切符を買って飛び乗ったのがこの列車だった。後続の普通列車でも間に合ったが、あえて飛び乗った。
在来線特急には、高山線の『ワイドビューひだ』に乗ったくらいで、比較の仕様はなかったものの、
乗っていて気持ちのいい列車でした。時間ではなく『ゆったりな時間』を売った特急だったと思う。
写真は、東海号の車内。乗降扉が開くと、外の風が入ってくる。せめてデッキと客室の間に扉を…。

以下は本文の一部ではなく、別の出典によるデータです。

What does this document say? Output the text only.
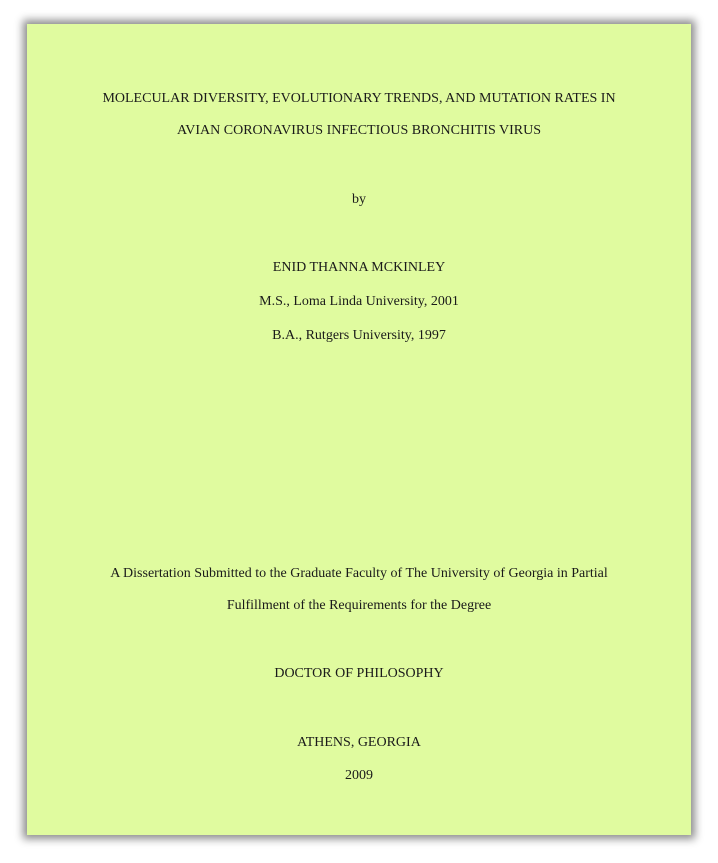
MOLECULAR DIVERSITY, EVOLUTIONARY TRENDS, AND MUTATION RATES IN

AVIAN CORONAVIRUS INFECTIOUS BRONCHITIS VIRUS

by

ENID THANNA MCKINLEY

M.S., Loma Linda University, 2001

B.A., Rutgers University, 1997

A Dissertation Submitted to the Graduate Faculty of The University of Georgia in Partial

Fulfillment of the Requirements for the Degree

DOCTOR OF PHILOSOPHY

ATHENS, GEORGIA

2009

それからというもの、時間的に合い、金銭に余裕があれば、この列車を利用した。
やはり、普通列車には無い快感さ。新幹線には無い世界がそこにはあった。
*写真は下り『特急ワイドビュー東海3号静岡行』夜汽車のような雰囲気が出ている。


この普通車のみの特急列車は、今まで多くの人を運んできた。
新幹線の利用促進を過激なまでに(?!)行うJR東海。
急行『東海』が、特急に格上げされたのは、単に165系から置き換えたかったからだけなのか。
それとも…、在来線利用客から、より多くの乗車料金を得たかったのか。
いずれにしても、新幹線の陰に隠され、不遇の扱いを受けていたのは違いないと思う。


特急東海号の最終日、いずれの指定席車も満席だったと聞く。
最終日ばかりは、とても目立った『日常』の姿で、東海道線を疾走した。
この列車の廃止により、373系の東京乗り入れは、
快速『ムーンライトながら』及び、東京〜静岡の『送り込み』普通電車のみとなっている。


新幹線の陰に隠れ、決して目立つことのなかった特急列車『ワイドビュー東海』。

18時に沼津駅にいると、東海号の入線案内放送が、未だに聞こえてくるような感じを受けます。
『まもなく4番線に、特急ワイドビュー東海4号、東京行きが6両編成で到着します…』
1995年3月16日〜2007年3月17日までの、12年間にわたる活躍、本当にご苦労様でした。